Motorsport of any category and level is an amazing spectacle. It is the perfect exhibition of man made engineering precision, tied with amazing feats of human athleticism and physical ability.
However, what if we scale motorsport down to let's say a tenth of what it is. Does it become any less impressive or exciting? I certainly don't think so.
Welcome to Remote Control car racing, scaled down motorsport, yet still where fine tuned engineering precision and skillful driver prowess is on display.
Even at 1/10th of the size of a regular car, these remote control cars are extremely intricate. Tuning adjustments can be made to suspension, steering and the electric motor's timing, which can have an affect on the motors rpm, torque and run time. Like a normal race car, these slight adjustments can have a big affect on lap time and race pace.
These more serious Hobby-Spec RC Cars can be bought as an RTR (ready to race straight out of the box) or as a kit you build yourself.

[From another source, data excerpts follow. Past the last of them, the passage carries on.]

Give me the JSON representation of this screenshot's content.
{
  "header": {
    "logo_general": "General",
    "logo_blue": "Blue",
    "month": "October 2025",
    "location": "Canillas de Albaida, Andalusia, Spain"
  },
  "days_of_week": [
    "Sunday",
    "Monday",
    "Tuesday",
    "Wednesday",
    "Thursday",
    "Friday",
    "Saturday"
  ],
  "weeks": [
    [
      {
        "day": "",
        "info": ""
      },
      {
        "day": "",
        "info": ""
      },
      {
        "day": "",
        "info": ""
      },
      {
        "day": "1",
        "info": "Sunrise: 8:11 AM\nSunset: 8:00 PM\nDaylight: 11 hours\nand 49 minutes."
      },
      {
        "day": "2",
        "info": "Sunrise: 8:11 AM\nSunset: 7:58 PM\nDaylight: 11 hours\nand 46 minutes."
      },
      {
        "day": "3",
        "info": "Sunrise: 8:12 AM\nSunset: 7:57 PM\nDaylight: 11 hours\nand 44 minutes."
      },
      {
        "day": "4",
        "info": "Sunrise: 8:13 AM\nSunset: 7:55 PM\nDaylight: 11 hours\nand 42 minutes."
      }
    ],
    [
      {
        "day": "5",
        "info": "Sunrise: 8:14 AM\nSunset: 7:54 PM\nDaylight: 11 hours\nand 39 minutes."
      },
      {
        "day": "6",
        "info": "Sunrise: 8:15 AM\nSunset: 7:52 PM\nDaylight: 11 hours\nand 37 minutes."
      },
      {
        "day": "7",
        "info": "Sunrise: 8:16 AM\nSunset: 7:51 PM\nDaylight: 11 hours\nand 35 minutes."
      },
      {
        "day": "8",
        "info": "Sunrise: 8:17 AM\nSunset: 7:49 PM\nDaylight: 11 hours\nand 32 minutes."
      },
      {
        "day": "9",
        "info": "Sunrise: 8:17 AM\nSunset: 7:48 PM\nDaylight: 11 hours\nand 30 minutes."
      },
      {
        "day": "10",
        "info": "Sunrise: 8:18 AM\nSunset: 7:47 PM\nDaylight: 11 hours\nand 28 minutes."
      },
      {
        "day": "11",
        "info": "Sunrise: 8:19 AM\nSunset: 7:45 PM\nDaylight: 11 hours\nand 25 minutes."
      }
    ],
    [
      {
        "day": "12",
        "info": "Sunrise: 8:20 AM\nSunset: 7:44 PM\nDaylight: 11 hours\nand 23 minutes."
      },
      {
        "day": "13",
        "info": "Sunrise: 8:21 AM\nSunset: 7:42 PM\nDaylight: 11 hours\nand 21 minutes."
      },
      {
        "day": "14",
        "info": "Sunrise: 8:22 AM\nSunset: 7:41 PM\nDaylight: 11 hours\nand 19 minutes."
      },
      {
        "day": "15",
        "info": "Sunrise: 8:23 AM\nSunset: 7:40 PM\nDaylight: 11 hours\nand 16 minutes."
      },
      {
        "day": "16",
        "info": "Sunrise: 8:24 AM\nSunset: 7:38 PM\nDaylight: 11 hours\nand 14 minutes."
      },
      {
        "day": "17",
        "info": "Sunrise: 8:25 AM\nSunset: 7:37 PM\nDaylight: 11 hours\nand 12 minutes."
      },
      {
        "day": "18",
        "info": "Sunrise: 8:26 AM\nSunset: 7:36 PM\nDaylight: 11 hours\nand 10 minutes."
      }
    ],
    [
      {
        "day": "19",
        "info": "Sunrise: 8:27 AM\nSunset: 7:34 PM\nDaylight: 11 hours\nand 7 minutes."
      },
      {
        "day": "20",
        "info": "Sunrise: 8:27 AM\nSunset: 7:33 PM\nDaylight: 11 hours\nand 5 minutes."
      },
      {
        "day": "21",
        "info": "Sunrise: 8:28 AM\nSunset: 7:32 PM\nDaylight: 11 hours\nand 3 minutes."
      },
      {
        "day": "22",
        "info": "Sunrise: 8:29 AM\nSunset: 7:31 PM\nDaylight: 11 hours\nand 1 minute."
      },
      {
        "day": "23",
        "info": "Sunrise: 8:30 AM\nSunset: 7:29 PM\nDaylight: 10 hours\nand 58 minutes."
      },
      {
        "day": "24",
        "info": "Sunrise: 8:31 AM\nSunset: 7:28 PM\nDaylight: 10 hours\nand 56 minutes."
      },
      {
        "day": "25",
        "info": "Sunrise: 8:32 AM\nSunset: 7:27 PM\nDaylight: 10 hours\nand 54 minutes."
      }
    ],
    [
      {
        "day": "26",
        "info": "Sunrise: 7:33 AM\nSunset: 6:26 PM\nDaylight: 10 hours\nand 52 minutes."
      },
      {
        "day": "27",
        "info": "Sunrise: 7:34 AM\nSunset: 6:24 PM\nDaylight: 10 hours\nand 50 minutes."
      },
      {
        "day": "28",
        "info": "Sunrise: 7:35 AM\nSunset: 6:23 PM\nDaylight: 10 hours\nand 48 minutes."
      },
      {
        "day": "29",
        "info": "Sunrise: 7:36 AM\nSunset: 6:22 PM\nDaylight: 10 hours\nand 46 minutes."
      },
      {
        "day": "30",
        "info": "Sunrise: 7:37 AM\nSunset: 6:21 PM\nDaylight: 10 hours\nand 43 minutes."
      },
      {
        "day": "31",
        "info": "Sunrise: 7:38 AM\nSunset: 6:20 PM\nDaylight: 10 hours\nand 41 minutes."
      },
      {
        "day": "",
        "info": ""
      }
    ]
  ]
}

That is however, where the similarities between racecars and their 1/10th scale counterparts end. Obviously, these car are controlled by remote control. Steering being controlled by turning the wheel on the side of the remote, and speed by a trigger.
That means that these cars are driven in third person. Navigation using the wheel on the remote, in correlation to the cars position is certainly a skill in itself, particular at the speeds the cars go at.
Although they are quite small, these cars a blisteringly fast. To give you an idea, the shutter speeds I had to use for photographic panning, would be the same shutter speeds I would use to get a relatively still shot with a bit of wheel movement when shooting drifting.
Another aspect that is different from ordinary circuit racing is the track. 1Because of the cars small tires and very flat undersides, the track needs to be very flat. Also the kerbs are quite large compared to the cars. This means that cars can launch off the kerbing. Drivers still push the limits, searching for as much apex as possible and the quickest lines around the track, whilst attempting to keep all 4 wheels on the ground.
The evenings racing would be held at the TFTR (Templestowe Flat Track Racers). The racing would be split into 6 min + one lap races, and the cars would be separated into their various classes.
To keep track, they had a voice-over tracking system that would detect each time a certain car would cross the finish line. Each car would be named after the driver and as the car crossed the start finish line, their position would be called out by a robotic voice.
Unfortunately, the racing would end prematurely due to the weather. Regardless, the evening was a great insider into the world of remote control motorsport. RC ranges much further than just circuit racing. There's RC Off-Rad Racing, Drifting and even a more show aspect to these scaled down cars. If you ever have the chance, take a look at any RC motorsport, definetly have a look. You'll be pleasantly surprised.